We independently constructed a knowledge question-answering dataset, CornData, suitable for evaluating the Sem-RAG method and conducted experimental verification on the Sem-RAG method to demonstrate its superior performance.
4. Conclusions
This study aims to address the issues of hallucination and insufficient accuracy in retrieval-generated responses of LLMs and RAG techniques in knowledge-intensive scenarios, particularly in agriculture. To enhance the accuracy and reliability of corn planting knowledge question-answering tasks, a fine-grained semantic information retrieval-enhanced algorithm, named Sem-RAG, is proposed. This algorithm first divides professional documents on corn planting knowledge into fixed-length chunks; then, it extracts semantically associated triples from each chunk; next, the semantic triples in each chunk are organized into communities using the Leiden algorithm, and thematic community summaries are generated; afterwards, the original text of each chunk and the thematic summaries are separately vectorized to construct a surface semantic vector knowledge base and a fine-grained semantic vector knowledge base for retrieval; then, the user query vector is first used to perform similar-chunk retrieval on the surface semantic knowledge base, and through these similar chunks, the corresponding graph community summaries in the fine-grained semantic knowledge base are located; finally, the information from similar chunks and the graph community summaries is used as semantic reference for the LLM to generate the query response.
The algorithm was evaluated on CornData for corn knowledge question-answering. Its Answer-C, Answer-R, and CR scores reached 94.6%, 84.6%, and 70.4%, respectively, which were 2.6%, 1.7%, and 1.6% higher than those of the traditional NaiveRAG method. The results indicate that Sem-RAG effectively combines surface semantic information with contextual semantic association information, significantly improving the performance in agricultural knowledge question-answering tasks.

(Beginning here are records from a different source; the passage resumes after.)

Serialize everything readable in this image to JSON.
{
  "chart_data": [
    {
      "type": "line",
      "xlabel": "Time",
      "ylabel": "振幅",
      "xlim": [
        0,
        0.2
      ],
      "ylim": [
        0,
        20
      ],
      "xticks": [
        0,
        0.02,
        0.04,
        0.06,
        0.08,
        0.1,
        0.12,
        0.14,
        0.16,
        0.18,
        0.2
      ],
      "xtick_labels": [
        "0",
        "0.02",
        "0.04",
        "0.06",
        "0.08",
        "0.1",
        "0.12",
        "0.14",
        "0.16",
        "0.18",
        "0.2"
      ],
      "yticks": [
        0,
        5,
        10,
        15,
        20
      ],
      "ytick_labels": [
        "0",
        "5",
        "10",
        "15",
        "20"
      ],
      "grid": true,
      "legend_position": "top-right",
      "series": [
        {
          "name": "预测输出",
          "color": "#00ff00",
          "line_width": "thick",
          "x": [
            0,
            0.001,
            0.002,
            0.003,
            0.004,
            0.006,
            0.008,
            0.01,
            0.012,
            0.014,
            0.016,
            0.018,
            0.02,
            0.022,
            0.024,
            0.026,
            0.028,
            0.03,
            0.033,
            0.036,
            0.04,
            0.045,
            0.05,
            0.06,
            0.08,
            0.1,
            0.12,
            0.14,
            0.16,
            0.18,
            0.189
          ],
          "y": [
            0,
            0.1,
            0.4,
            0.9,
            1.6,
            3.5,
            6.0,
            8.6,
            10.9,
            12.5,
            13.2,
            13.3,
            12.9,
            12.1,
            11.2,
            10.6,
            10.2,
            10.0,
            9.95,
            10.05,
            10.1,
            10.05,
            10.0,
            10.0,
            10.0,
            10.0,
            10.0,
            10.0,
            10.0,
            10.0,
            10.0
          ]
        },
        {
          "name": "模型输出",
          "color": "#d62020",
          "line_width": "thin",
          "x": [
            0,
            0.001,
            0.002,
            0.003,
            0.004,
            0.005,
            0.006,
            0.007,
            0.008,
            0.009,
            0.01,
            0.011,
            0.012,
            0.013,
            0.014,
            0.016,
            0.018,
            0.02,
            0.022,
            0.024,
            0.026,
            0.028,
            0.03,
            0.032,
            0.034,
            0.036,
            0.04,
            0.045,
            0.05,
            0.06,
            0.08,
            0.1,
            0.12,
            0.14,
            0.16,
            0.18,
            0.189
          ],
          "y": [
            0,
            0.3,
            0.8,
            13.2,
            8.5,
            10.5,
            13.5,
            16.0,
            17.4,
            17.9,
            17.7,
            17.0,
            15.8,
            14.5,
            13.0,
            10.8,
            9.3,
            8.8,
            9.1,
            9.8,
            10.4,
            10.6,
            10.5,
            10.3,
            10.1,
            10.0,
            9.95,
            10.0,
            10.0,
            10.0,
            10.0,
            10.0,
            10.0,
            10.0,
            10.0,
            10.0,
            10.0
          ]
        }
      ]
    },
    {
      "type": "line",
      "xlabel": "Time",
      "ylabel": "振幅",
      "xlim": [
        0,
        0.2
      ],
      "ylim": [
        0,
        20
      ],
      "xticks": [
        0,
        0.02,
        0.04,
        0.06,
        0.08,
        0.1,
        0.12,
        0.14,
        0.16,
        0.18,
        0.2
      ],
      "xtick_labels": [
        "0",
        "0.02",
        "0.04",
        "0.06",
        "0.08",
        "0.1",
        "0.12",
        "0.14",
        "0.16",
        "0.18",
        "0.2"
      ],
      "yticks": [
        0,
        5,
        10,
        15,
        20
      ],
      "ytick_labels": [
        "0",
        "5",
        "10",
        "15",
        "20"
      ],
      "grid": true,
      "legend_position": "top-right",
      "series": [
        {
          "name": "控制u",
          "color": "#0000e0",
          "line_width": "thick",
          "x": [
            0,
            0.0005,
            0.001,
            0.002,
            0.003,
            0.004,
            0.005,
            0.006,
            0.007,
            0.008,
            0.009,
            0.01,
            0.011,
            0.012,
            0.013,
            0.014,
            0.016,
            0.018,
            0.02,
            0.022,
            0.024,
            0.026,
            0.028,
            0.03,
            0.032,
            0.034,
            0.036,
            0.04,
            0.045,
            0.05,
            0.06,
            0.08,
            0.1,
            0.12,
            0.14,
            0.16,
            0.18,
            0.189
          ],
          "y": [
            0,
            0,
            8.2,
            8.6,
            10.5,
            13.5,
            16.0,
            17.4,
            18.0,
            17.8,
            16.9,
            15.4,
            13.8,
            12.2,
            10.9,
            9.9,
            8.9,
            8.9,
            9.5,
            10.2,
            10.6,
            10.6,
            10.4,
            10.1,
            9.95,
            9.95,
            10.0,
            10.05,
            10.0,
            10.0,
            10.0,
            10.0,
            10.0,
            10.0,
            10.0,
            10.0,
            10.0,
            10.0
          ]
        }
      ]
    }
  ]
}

While Sem-RAG demonstrates strong retrieval and reasoning capabilities across diverse benchmarks, several limitations remain. First, the model’s performance may degrade when the input data are noisy, ambiguous, or incomplete, as the semantic retrieval module relies on high-quality representations. Future work could explore noise-robust embedding strategies or adaptive confidence mechanisms to mitigate this issue. Second, although our method scales reasonably well with medium-sized corpora, the computational costs increase with corpus size due to the semantic similarity computations required during retrieval. Techniques such as approximate nearest neighbor (ANN) search, vector compression, or hierarchical retrieval could improve scalability and efficiency. Finally, our current evaluation primarily focuses on static datasets; extending Sem-RAG to dynamic or streaming contexts remains an open challenge.

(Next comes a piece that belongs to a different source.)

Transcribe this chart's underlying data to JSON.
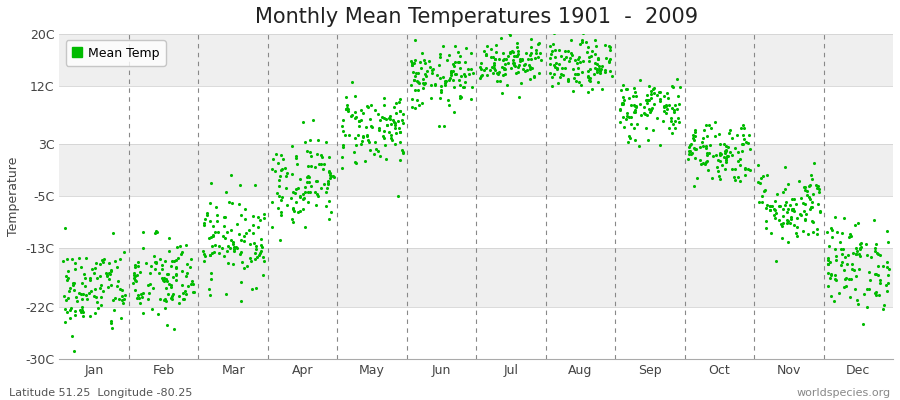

In the future, we plan to further investigate potential hardware deployment issues that may arise in practical applications. In addition, improving the algorithmic performance of corn planting knowledge question-answering through multi-agent collaboration is an important aspect to consider. We also aim to explore extending purely text-based knowledge question-answering to image and video modalities to enhance the model performance, leveraging technologies such as diffusion models and Sora.